Changes in the threat landscape have created differing trends in how data is leveraged to increase the chance of successful ransom. We predict that data extortion actors, including ransomware operators, will continue to occupy different positions on the data destructiveness spectrum.

Ransomware actors that steal data to extort their victims also aim to gain additional leverage by damaging the targeted infrastructure, disrupting business services and causing both reputational harm and financial loss. This type of actor will likely continue to resort to a combination of data destruction techniques, corrupting or partially encrypting large files where speed is of the essence, but continuing to fully encrypt others. Some actors may focus more on corruption to avoid potential implementation flaws in encryption schemes.

Meanwhile, extortion actors that seek to use the value of stolen data without conducting any encryption at all are set to gain further momentum within the threat landscape.

We also anticipate the emergence of a hybrid model amongst threat actors that will allow them to switch between conducting data theft only and using a more traditional data-destructive ransomware approach. At the core of this model is the value of the stolen data. Depending on its value, threat actors will evaluate whether or not it is sufficient as the only means of extortion leverage.

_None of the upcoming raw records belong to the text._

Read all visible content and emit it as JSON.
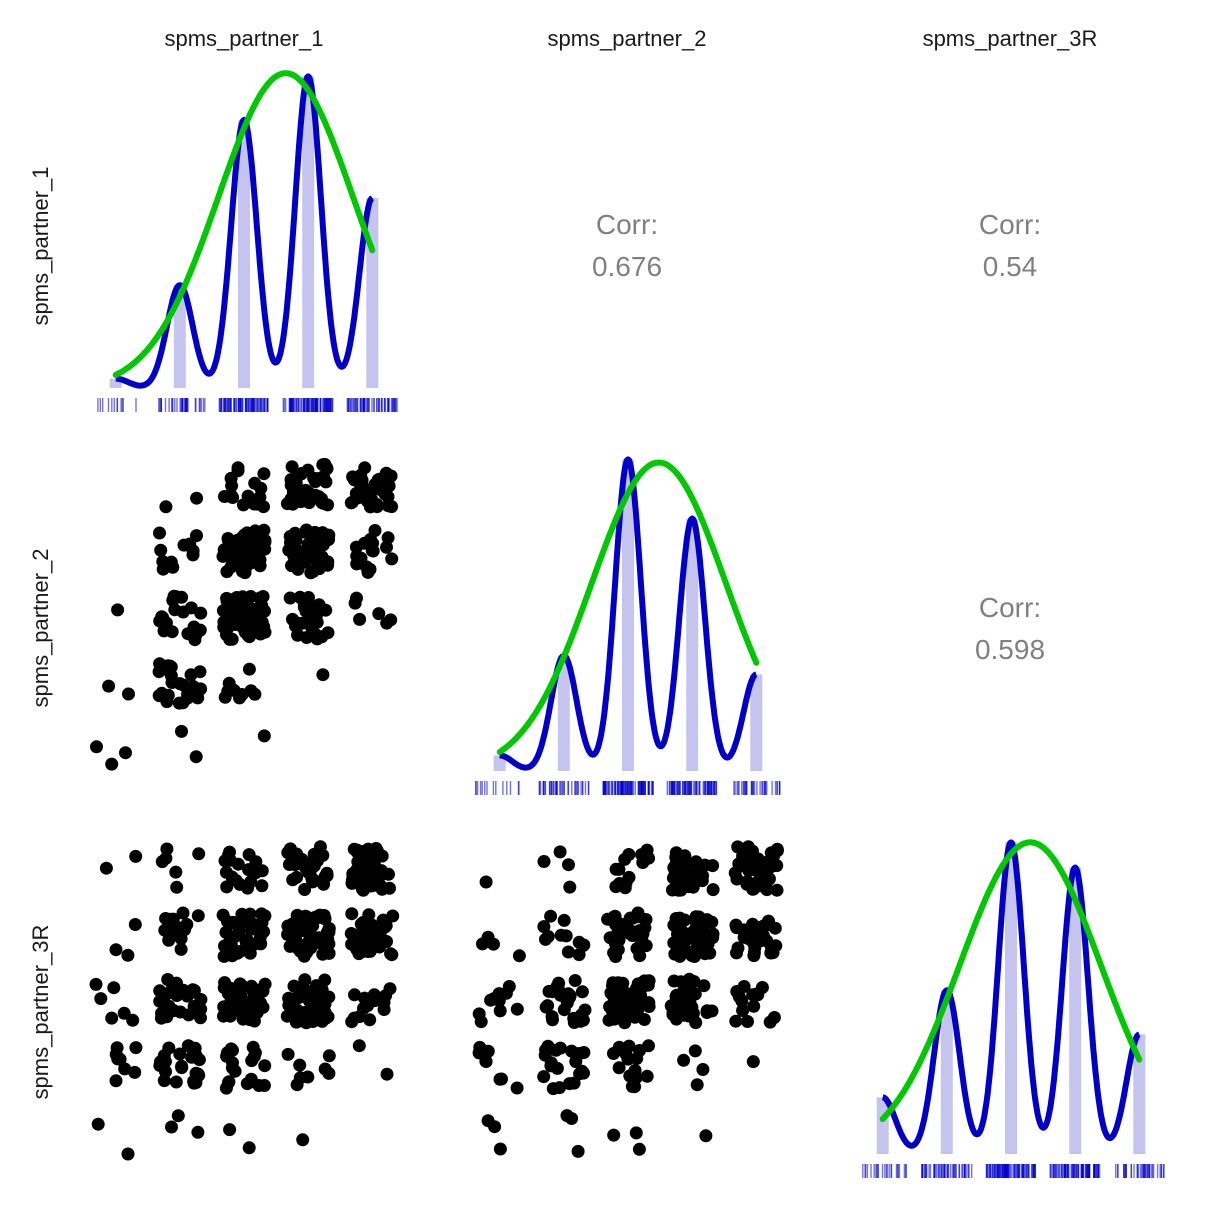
{
  "colors": {
    "histogram_bar": "#c4c4ef",
    "density_curve": "#0000c8",
    "normal_curve": "#00c800",
    "rug": "#0000c8",
    "scatter_point": "#000000",
    "corr_text": "#808080"
  },
  "chart_data": {
    "type": "scatter",
    "layout": "pairs-matrix",
    "variables": [
      "spms_partner_1",
      "spms_partner_2",
      "spms_partner_3R"
    ],
    "corr_label": "Corr:",
    "correlations": [
      {
        "row": 0,
        "col": 1,
        "pair": [
          "spms_partner_1",
          "spms_partner_2"
        ],
        "value": "0.676"
      },
      {
        "row": 0,
        "col": 2,
        "pair": [
          "spms_partner_1",
          "spms_partner_3R"
        ],
        "value": "0.54"
      },
      {
        "row": 1,
        "col": 2,
        "pair": [
          "spms_partner_2",
          "spms_partner_3R"
        ],
        "value": "0.598"
      }
    ],
    "diagonal": [
      {
        "variable": "spms_partner_1",
        "levels": [
          1,
          2,
          3,
          4,
          5
        ],
        "level_weights": [
          0.03,
          0.33,
          0.86,
          1.0,
          0.61
        ],
        "normal": {
          "mean": 3.65,
          "sd": 1.05
        },
        "normal_peak": 0.99
      },
      {
        "variable": "spms_partner_2",
        "levels": [
          1,
          2,
          3,
          4,
          5
        ],
        "level_weights": [
          0.05,
          0.37,
          1.0,
          0.81,
          0.31
        ],
        "normal": {
          "mean": 3.48,
          "sd": 1.05
        },
        "normal_peak": 0.97
      },
      {
        "variable": "spms_partner_3R",
        "levels": [
          1,
          2,
          3,
          4,
          5
        ],
        "level_weights": [
          0.18,
          0.52,
          0.99,
          0.91,
          0.38
        ],
        "normal": {
          "mean": 3.3,
          "sd": 1.1
        },
        "normal_peak": 0.98
      }
    ],
    "scatter_panels": [
      {
        "row": 1,
        "col": 0,
        "x": "spms_partner_1",
        "y": "spms_partner_2"
      },
      {
        "row": 2,
        "col": 0,
        "x": "spms_partner_1",
        "y": "spms_partner_3R"
      },
      {
        "row": 2,
        "col": 1,
        "x": "spms_partner_2",
        "y": "spms_partner_3R"
      }
    ],
    "joint_counts": {
      "p1_vs_p2": [
        [
          3,
          2,
          1,
          0,
          0
        ],
        [
          2,
          24,
          10,
          1,
          0
        ],
        [
          1,
          20,
          62,
          28,
          6
        ],
        [
          0,
          11,
          48,
          54,
          16
        ],
        [
          0,
          2,
          16,
          40,
          45
        ]
      ],
      "p1_vs_p3R": [
        [
          2,
          3,
          2,
          1,
          0
        ],
        [
          8,
          24,
          20,
          8,
          2
        ],
        [
          6,
          30,
          50,
          40,
          16
        ],
        [
          3,
          14,
          40,
          54,
          38
        ],
        [
          2,
          6,
          18,
          34,
          44
        ]
      ],
      "p2_vs_p3R": [
        [
          3,
          3,
          3,
          1,
          0
        ],
        [
          8,
          22,
          16,
          4,
          1
        ],
        [
          10,
          26,
          48,
          34,
          14
        ],
        [
          4,
          12,
          38,
          52,
          30
        ],
        [
          1,
          4,
          14,
          30,
          40
        ]
      ]
    },
    "jitter": 0.33,
    "rng_seed": 20240611
  }
}
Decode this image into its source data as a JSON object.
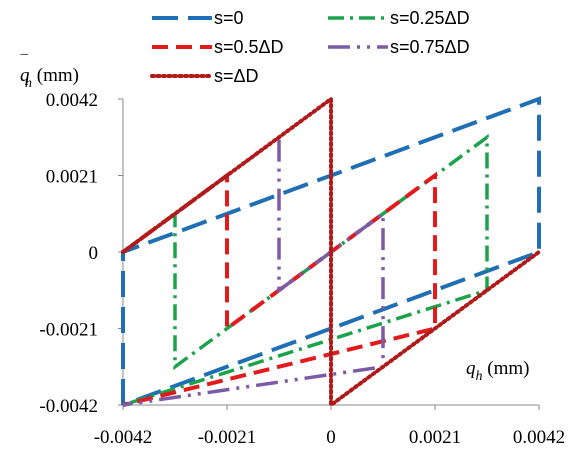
{
  "chart_data": {
    "type": "line",
    "xlabel": {
      "var": "q",
      "sub": "h",
      "unit": " (mm)"
    },
    "ylabel": {
      "var": "q",
      "bar": "¯",
      "sub": "h",
      "unit": " (mm)"
    },
    "xlim": [
      -0.0042,
      0.0042
    ],
    "ylim": [
      -0.0042,
      0.0042
    ],
    "x_tick_labels": [
      "-0.0042",
      "-0.0021",
      "0",
      "0.0021",
      "0.0042"
    ],
    "y_tick_labels": [
      "0.0042",
      "0.0021",
      "0",
      "-0.0021",
      "-0.0042"
    ],
    "x_ticks": [
      -0.0042,
      -0.0021,
      0,
      0.0021,
      0.0042
    ],
    "y_ticks": [
      0.0042,
      0.0021,
      0,
      -0.0021,
      -0.0042
    ],
    "legend_position": "top",
    "series": [
      {
        "name": "s=0",
        "color": "#1f6fb5",
        "dash": "long-dash",
        "x": [
          -0.0042,
          -0.0042,
          0.0042,
          0.0042,
          -0.0042
        ],
        "y": [
          -0.0042,
          0,
          0.0042,
          0,
          -0.0042
        ]
      },
      {
        "name": "s=0.25ΔD",
        "color": "#1aa34a",
        "dash": "dash-dot",
        "x": [
          -0.0042,
          -0.00315,
          -0.00315,
          0.00315,
          0.00315,
          -0.0042
        ],
        "y": [
          0,
          0.00105,
          -0.00315,
          0.00315,
          -0.00105,
          -0.0042
        ]
      },
      {
        "name": "s=0.5ΔD",
        "color": "#e31a1c",
        "dash": "dash",
        "x": [
          -0.0042,
          -0.0021,
          -0.0021,
          0.0021,
          0.0021,
          -0.0042
        ],
        "y": [
          0,
          0.0021,
          -0.0021,
          0.0021,
          -0.0021,
          -0.0042
        ]
      },
      {
        "name": "s=0.75ΔD",
        "color": "#7b5aa6",
        "dash": "dash-dot-dot",
        "x": [
          -0.0042,
          -0.00105,
          -0.00105,
          0.00105,
          0.00105,
          -0.0042
        ],
        "y": [
          0,
          0.00315,
          -0.00105,
          0.00105,
          -0.00315,
          -0.0042
        ]
      },
      {
        "name": "s=ΔD",
        "color": "#b01a1a",
        "dash": "dotted",
        "x": [
          -0.0042,
          0,
          0,
          0.0042
        ],
        "y": [
          0,
          0.0042,
          -0.0042,
          0
        ]
      }
    ]
  }
}
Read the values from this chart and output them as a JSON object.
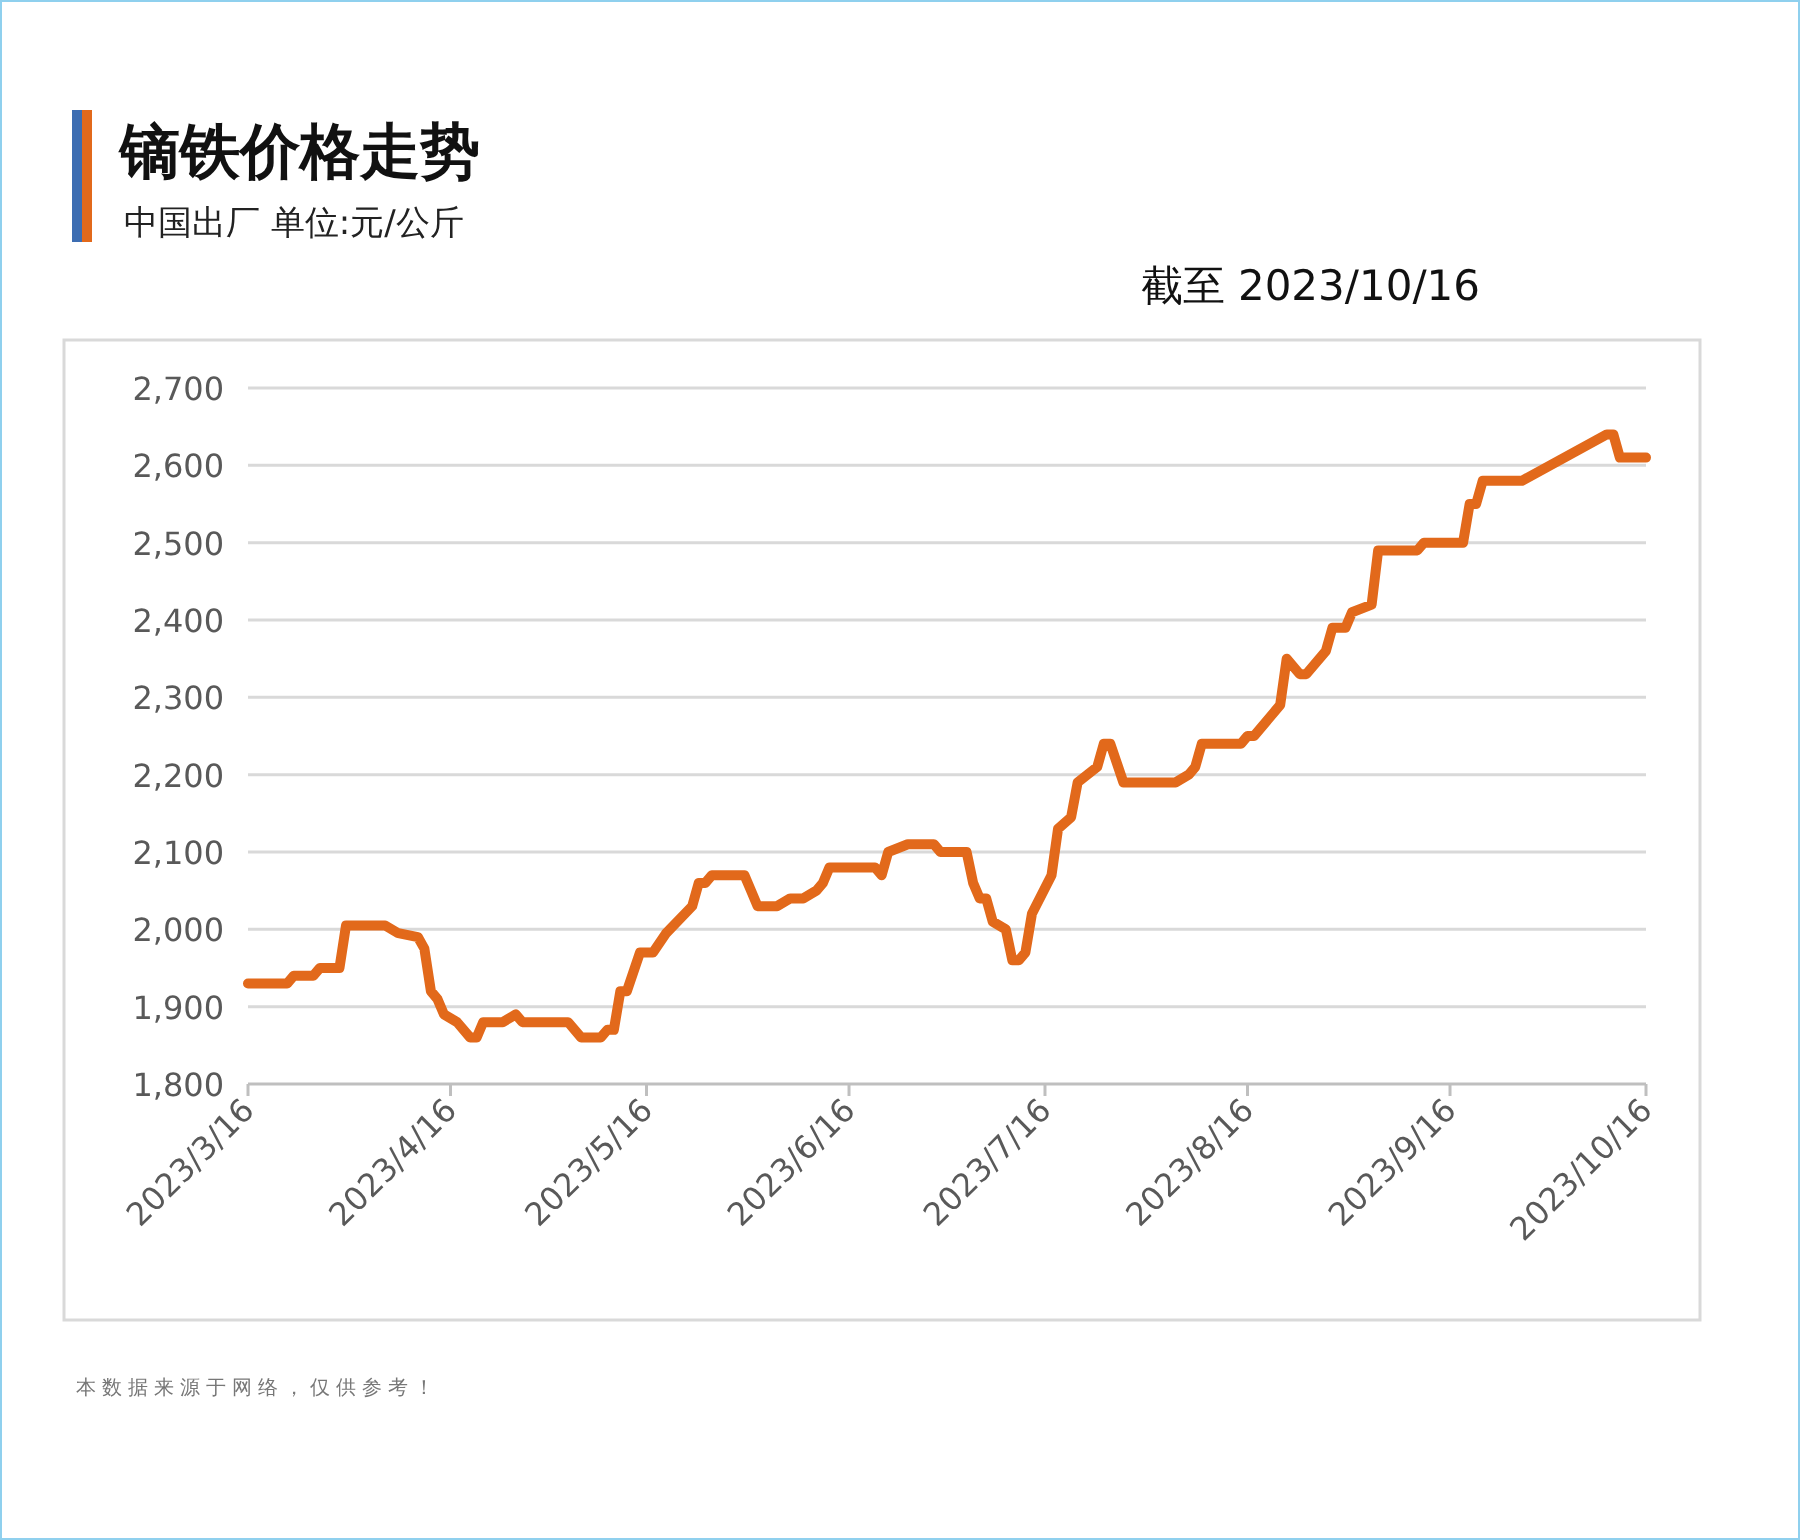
{
  "chart_data": {
    "type": "line",
    "title": "镝铁价格走势",
    "subtitle": "中国出厂  单位:元/公斤",
    "annotations": [
      "截至 2023/10/16",
      "本数据来源于网络，仅供参考！"
    ],
    "x": [
      "2023-03-16",
      "2023-03-22",
      "2023-03-23",
      "2023-03-26",
      "2023-03-27",
      "2023-03-30",
      "2023-03-31",
      "2023-04-06",
      "2023-04-08",
      "2023-04-11",
      "2023-04-12",
      "2023-04-13",
      "2023-04-14",
      "2023-04-15",
      "2023-04-17",
      "2023-04-19",
      "2023-04-20",
      "2023-04-21",
      "2023-04-24",
      "2023-04-26",
      "2023-04-27",
      "2023-05-04",
      "2023-05-06",
      "2023-05-09",
      "2023-05-10",
      "2023-05-11",
      "2023-05-12",
      "2023-05-13",
      "2023-05-15",
      "2023-05-17",
      "2023-05-19",
      "2023-05-23",
      "2023-05-24",
      "2023-05-25",
      "2023-05-26",
      "2023-05-31",
      "2023-06-01",
      "2023-06-02",
      "2023-06-05",
      "2023-06-07",
      "2023-06-09",
      "2023-06-11",
      "2023-06-12",
      "2023-06-13",
      "2023-06-20",
      "2023-06-21",
      "2023-06-22",
      "2023-06-25",
      "2023-06-29",
      "2023-06-30",
      "2023-07-04",
      "2023-07-05",
      "2023-07-06",
      "2023-07-07",
      "2023-07-08",
      "2023-07-10",
      "2023-07-11",
      "2023-07-12",
      "2023-07-13",
      "2023-07-14",
      "2023-07-17",
      "2023-07-18",
      "2023-07-20",
      "2023-07-21",
      "2023-07-24",
      "2023-07-25",
      "2023-07-26",
      "2023-07-28",
      "2023-08-05",
      "2023-08-07",
      "2023-08-08",
      "2023-08-09",
      "2023-08-15",
      "2023-08-16",
      "2023-08-17",
      "2023-08-21",
      "2023-08-22",
      "2023-08-24",
      "2023-08-25",
      "2023-08-28",
      "2023-08-29",
      "2023-08-31",
      "2023-09-01",
      "2023-09-04",
      "2023-09-05",
      "2023-09-11",
      "2023-09-12",
      "2023-09-18",
      "2023-09-19",
      "2023-09-20",
      "2023-09-21",
      "2023-09-27",
      "2023-10-10",
      "2023-10-11",
      "2023-10-12",
      "2023-10-16"
    ],
    "series": [
      {
        "color": "#e2691b",
        "values": [
          1930,
          1930,
          1940,
          1940,
          1950,
          1950,
          2005,
          2005,
          1995,
          1990,
          1975,
          1920,
          1910,
          1890,
          1880,
          1860,
          1860,
          1880,
          1880,
          1890,
          1880,
          1880,
          1860,
          1860,
          1870,
          1870,
          1920,
          1920,
          1970,
          1970,
          1995,
          2030,
          2060,
          2060,
          2070,
          2070,
          2050,
          2030,
          2030,
          2040,
          2040,
          2050,
          2060,
          2080,
          2080,
          2070,
          2100,
          2110,
          2110,
          2100,
          2100,
          2060,
          2040,
          2040,
          2010,
          2000,
          1960,
          1960,
          1970,
          2020,
          2070,
          2130,
          2145,
          2190,
          2210,
          2240,
          2240,
          2190,
          2190,
          2200,
          2210,
          2240,
          2240,
          2250,
          2250,
          2290,
          2350,
          2330,
          2330,
          2360,
          2390,
          2390,
          2410,
          2420,
          2490,
          2490,
          2500,
          2500,
          2550,
          2550,
          2580,
          2580,
          2640,
          2640,
          2610,
          2610
        ]
      }
    ],
    "xlim": [
      "2023-03-16",
      "2023-10-16"
    ],
    "xticks": [
      {
        "value": "2023-03-16",
        "label": "2023/3/16"
      },
      {
        "value": "2023-04-16",
        "label": "2023/4/16"
      },
      {
        "value": "2023-05-16",
        "label": "2023/5/16"
      },
      {
        "value": "2023-06-16",
        "label": "2023/6/16"
      },
      {
        "value": "2023-07-16",
        "label": "2023/7/16"
      },
      {
        "value": "2023-08-16",
        "label": "2023/8/16"
      },
      {
        "value": "2023-09-16",
        "label": "2023/9/16"
      },
      {
        "value": "2023-10-16",
        "label": "2023/10/16"
      }
    ],
    "ylim": [
      1800,
      2700
    ],
    "yticks": [
      {
        "value": 1800,
        "label": "1,800"
      },
      {
        "value": 1900,
        "label": "1,900"
      },
      {
        "value": 2000,
        "label": "2,000"
      },
      {
        "value": 2100,
        "label": "2,100"
      },
      {
        "value": 2200,
        "label": "2,200"
      },
      {
        "value": 2300,
        "label": "2,300"
      },
      {
        "value": 2400,
        "label": "2,400"
      },
      {
        "value": 2500,
        "label": "2,500"
      },
      {
        "value": 2600,
        "label": "2,600"
      },
      {
        "value": 2700,
        "label": "2,700"
      }
    ],
    "grid": "y",
    "marker": "none",
    "line_style": "solid"
  }
}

The profitability of the ransomware industry has given way to a multitude of extortion methods. What’s emerged is a spectrum of threat actors who are moving past traditional, time-consuming encryption focused on destroying all stolen data. Now, actors are seen prioritizing faster attacks either through data extortion, where the data is more or less preserved, or only partial corruption allowing them to move quickly and demand increasingly larger ransom demands.

This spectrum of attack methods is the result of a gradual process, influenced by the development of decryption and other malware-detection capabilities as well as the professionalization of malicious actors themselves. As demonstrated by the trends outlined in this post, actors have clear ambitions and continue to adjust their methodologies and tactics to capitalize on the most likely targets and payouts.